#mlpack on 2016-05-30 — irc logs at libera.irclog.whitequark.org

2015-01-15 23:05 verne.freenode.net changed the topic of #mlpack to: http://www.mlpack.org/ -- We don't respond instantly... but we will respond. Give it a few minutes. Or hours. -- Channel logs: http://www.mlpack.org/irc/

02:39 nilay has joined #mlpack

03:18 < nilay> when i try to push the blog post it shows the following error: remote: Permission to mlpack/blog.git denied to nilayjain. fatal: unable to access 'https://github.com/mlpack/blog.git/': The requested URL returned error: 403

03:21 nilay has quit [Quit: Page closed]

04:19 nilay has joined #mlpack

05:34 mentekid has joined #mlpack

05:52 Mathnerd314 has quit [Ping timeout: 252 seconds]

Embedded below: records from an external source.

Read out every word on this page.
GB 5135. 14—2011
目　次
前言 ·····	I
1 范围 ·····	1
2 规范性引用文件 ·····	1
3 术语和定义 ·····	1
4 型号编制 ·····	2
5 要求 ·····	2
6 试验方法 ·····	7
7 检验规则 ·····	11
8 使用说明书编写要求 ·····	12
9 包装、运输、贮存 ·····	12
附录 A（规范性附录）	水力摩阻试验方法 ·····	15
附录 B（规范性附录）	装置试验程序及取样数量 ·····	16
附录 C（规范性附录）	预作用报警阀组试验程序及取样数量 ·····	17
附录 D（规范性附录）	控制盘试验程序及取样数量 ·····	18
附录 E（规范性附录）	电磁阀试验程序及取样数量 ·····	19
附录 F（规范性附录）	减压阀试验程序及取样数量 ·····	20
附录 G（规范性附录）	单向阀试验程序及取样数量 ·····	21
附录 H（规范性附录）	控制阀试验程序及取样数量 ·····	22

06:28 Mathnerd314 has joined #mlpack

07:33 mentekid has quit [Ping timeout: 264 seconds]

07:37 Mathnerd314 has quit [Ping timeout: 252 seconds]

08:20 mentekid has joined #mlpack

09:19 < zoq> nilay: You need write access to the repository.

09:20 < zoq> nilay: "One last thing, if you like to use the mlpack blog please send us your GitHub

09:20 < zoq> username, so we can give you access to the repository."

09:21 < nilay> zoq: username is: nilayjain

09:24 < nilay> zoq: so i wanted to ask about the view_as_windows function...

09:25 < zoq> nilay: okay, go ahead

09:26 < nilay> it does not preserve the size of the data. . . size becomes larger.. so what happens to the missing entries...?

09:28 < nilay> zoq: do you get my question

09:28 < nilay> by size i mean volume, that is, the total number of entries, in a matrix or a cube...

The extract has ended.